Und nicht nur die: Auch die Touristen strömen seit 2003, als der Zollzaun gefallen ist, natürlich noch zahlreicher herbei. Batz hatte die Illumination ganz handfest als „renditeträchtige Einzahlung in die Marke Hamburg“ bezeichnet. Sehr häufig ist das Bild der Stadt Hamburg inzwischen verknüpft mit den abendlich schimmernden Lagerhäusern, dafür muss man nur Reiseführer oder Magazine durchblättern. „Vieles, was im Stadtmarketing in die Welt hinausgepostet wird, ist illuminierte Speicherstadt“, sagt Rainer Nelde, Geschäftsführer des Vereins Licht-Kunst-Speicherstadt.
Vor allem der Arbeit des Vereins ist es zu verdanken, dass das Projekt sukzessive ausgeweitet wird: Inzwischen sind etwa 65 Prozent der Speicherstadt illuminiert. Mit der Beleuchtung des Wasserschlösschens seit Herbst 2010 entstand eines der beliebtesten Fotomotive der Hansestadt.

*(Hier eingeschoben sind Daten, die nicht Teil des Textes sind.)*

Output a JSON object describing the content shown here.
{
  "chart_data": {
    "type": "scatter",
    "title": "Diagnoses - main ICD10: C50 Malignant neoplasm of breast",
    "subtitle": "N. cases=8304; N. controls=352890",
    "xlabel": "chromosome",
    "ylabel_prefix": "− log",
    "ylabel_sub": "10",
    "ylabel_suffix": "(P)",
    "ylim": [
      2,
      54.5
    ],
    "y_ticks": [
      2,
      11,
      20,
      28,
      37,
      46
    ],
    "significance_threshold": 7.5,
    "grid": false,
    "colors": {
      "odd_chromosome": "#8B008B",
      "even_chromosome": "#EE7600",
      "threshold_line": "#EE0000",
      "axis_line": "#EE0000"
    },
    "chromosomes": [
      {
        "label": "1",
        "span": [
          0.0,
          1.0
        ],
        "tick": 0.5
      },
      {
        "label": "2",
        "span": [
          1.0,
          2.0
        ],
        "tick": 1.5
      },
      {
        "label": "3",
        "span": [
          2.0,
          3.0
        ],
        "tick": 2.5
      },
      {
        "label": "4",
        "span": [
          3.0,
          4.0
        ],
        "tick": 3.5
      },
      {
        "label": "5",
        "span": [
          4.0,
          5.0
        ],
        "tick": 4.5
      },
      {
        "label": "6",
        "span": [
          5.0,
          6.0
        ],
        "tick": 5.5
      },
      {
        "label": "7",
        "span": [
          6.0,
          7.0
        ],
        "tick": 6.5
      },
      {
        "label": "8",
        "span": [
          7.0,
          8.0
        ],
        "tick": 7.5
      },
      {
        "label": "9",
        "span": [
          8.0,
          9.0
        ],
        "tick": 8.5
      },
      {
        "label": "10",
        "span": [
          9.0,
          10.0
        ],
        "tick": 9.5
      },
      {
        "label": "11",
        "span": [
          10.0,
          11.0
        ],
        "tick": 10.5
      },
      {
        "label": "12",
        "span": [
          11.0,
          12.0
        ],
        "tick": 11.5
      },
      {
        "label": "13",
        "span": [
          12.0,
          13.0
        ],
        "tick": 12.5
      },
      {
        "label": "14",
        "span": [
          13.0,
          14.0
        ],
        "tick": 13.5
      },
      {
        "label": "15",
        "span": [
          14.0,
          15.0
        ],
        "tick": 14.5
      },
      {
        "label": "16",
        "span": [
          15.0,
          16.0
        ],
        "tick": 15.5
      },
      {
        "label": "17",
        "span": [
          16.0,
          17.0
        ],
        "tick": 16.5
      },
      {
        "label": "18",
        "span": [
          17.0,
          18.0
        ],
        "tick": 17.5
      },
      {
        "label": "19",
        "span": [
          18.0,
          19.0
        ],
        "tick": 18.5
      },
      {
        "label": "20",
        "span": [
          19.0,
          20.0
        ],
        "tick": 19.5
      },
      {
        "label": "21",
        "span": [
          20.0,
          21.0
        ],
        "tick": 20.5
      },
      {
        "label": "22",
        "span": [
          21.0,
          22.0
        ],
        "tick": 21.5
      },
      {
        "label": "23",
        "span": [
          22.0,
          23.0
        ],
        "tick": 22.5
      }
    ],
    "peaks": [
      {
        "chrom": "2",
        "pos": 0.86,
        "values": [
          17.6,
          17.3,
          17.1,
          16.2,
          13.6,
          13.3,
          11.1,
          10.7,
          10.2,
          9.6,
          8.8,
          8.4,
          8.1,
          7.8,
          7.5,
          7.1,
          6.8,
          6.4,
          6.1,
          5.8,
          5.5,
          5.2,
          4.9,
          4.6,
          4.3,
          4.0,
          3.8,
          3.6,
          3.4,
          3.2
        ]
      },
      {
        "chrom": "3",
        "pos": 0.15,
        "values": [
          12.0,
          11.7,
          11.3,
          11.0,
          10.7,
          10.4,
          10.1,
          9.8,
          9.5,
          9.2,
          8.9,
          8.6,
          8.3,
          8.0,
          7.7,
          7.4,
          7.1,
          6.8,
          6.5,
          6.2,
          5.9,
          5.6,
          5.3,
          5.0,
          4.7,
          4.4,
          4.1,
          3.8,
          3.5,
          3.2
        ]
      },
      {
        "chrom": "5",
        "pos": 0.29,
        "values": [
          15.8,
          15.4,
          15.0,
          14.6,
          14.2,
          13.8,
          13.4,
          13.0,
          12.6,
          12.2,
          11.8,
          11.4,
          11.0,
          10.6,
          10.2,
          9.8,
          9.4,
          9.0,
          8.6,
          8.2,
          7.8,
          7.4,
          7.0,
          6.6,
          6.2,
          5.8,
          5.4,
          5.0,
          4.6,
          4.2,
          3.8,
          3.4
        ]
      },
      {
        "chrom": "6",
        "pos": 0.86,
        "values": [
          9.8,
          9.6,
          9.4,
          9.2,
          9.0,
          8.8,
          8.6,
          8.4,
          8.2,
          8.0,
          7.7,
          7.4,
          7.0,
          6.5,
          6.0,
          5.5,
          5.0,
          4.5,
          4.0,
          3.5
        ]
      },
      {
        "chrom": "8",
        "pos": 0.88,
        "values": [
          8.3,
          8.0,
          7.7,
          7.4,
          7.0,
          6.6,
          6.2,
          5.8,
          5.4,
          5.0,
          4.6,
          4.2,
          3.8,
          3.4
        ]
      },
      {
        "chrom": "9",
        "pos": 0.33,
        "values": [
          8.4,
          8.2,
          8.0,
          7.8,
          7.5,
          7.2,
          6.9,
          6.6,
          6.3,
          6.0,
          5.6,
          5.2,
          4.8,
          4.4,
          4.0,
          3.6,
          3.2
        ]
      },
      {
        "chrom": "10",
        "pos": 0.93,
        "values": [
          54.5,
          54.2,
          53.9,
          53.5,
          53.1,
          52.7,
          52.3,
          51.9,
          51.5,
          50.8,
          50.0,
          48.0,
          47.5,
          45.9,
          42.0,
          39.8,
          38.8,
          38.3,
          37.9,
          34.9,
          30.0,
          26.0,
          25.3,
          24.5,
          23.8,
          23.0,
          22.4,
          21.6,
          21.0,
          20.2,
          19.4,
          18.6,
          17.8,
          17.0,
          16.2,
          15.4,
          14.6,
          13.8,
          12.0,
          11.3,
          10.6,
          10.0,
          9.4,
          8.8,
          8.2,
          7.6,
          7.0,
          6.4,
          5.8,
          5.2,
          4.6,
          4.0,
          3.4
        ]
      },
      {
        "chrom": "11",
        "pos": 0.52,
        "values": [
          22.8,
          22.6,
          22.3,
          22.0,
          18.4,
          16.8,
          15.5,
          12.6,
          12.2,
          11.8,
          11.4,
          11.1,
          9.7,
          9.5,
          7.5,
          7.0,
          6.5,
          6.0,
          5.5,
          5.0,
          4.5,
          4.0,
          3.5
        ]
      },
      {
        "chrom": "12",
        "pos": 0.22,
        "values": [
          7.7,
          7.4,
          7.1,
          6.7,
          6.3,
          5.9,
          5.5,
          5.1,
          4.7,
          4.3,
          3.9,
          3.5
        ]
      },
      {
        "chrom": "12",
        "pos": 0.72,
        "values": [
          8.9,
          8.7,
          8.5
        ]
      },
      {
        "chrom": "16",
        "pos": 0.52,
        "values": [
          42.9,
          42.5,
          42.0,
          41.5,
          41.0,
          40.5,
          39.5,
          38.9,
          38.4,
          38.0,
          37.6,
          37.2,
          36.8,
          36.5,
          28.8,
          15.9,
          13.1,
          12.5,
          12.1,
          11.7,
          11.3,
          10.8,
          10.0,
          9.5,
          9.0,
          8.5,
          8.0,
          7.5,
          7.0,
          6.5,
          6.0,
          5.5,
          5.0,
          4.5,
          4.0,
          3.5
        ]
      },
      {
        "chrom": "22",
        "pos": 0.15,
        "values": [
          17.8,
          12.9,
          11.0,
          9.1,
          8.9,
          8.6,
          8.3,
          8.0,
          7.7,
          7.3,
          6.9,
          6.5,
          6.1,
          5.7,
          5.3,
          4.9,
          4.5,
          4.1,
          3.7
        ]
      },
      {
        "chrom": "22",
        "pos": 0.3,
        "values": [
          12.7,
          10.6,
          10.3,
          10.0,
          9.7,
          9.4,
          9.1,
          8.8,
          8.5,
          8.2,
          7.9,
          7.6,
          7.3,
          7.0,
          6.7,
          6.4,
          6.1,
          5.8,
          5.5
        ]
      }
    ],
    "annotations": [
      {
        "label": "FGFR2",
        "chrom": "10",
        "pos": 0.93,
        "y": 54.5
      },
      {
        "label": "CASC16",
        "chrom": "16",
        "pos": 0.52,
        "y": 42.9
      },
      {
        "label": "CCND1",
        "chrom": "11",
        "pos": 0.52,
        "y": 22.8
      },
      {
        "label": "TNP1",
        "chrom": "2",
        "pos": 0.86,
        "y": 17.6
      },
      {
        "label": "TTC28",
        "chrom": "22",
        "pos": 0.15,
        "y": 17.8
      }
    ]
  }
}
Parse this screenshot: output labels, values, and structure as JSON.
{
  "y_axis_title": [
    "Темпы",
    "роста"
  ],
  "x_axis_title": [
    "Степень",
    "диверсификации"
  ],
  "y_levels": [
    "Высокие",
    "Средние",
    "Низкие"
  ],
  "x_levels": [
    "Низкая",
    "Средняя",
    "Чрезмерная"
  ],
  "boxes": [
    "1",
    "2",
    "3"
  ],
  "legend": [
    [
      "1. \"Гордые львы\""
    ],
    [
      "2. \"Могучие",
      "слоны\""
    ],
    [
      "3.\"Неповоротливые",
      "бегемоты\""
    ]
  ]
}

In den Abendstunden bietet sich ein märchenhafter Blick von der Poggenmühlenbrücke, wobei sich die Lampen malerisch im Wasser der Fleete spiegeln.
Beim „Wasserschloss“ wurde das erste Mal LED-Technik eingesetzt. Erst seit wenigen Jahren können LED-Lampen das weiche, beige Licht erzeugen, das sich für die Illumination eignet. Die neuartigen Lichtdioden sind deutlich langlebiger und noch energieeffizienter als konventionelle Strahler. Ein Grundsatz des Beleuchtungskonzepts lautet nämlich, die drei Faktoren Wirtschaftlichkeit, Umweltverträglichkeit und Ästhetik miteinander in Einklang zu bringen. Das aktuell wichtigste Vorhaben des Vereins ist das sogenannte Philips-Projekt, bei dem alle Fluchttürme und wasserseitigen Ausleger auf LEDs umgestellt werden. Hauptsponsor ist Philips Lighting, der im Auftrag des Vereins bereits eine Musterleuchte für die Straßenseiten entwickelt. Dass die Unternehmenszentrale der HHLA noch im Dunkeln liegt, hat naheliegende Gründe, wie Rainer Nelde erklärt: „Es ist ein extrem aufwendiges Vorhaben, bei dem man viele kleine Teile illuminieren müsste. All die Fensterlaibungen, Erker, Vorsprünge würden sehr viele Lampen und Kabel erfordern.“
Die Entwicklung der Speicherstadt sieht Batz positiv. „Es wird sehr auf Qualität geachtet und darauf, dass keine Monokulturen entstehen.“ Die HHLA müsse sehen, wie sie mit den Besucherströmen umgeht, die sicherlich noch zunehmen werden. Denn seit dem 5. Juli 2015 zählt die Speicherstadt ganz offiziell zum UNESCO-Welterbe. Es ist zu vermuten, dass die Illumination einen gewissen Anteil daran hatte, dass Hamburgs „Schatzkästlein“ diese hochkarätige Anerkennung zuteilwurde. Was die Illumination angeht, so gab es Ende 2015 eine weitere Erfolgsmeldung: 25.000 Euro an Sponsorengeldern hatte der Verein gesammelt, und so konnten pünktlich zur dunklen Jahreszeit die Neuerwegs- und die Pickhubenbrücke in neuem Licht erstrahlen. Sturmtief Xaver hatte 2013 endgültig die Lichttechnik von 2001 zerstört. Dabei hatten die wasserdichten Lampen immerhin vier bis fünf Hochwasser überstanden, erklärt Nelde. Die neu eingebauten Lampen samt Stromleitungen und Vorschaltgeräten sind allesamt wasserdicht und State of the Art. Und damit noch besser gegen Sturmfluten geschützt. Es geht also voran.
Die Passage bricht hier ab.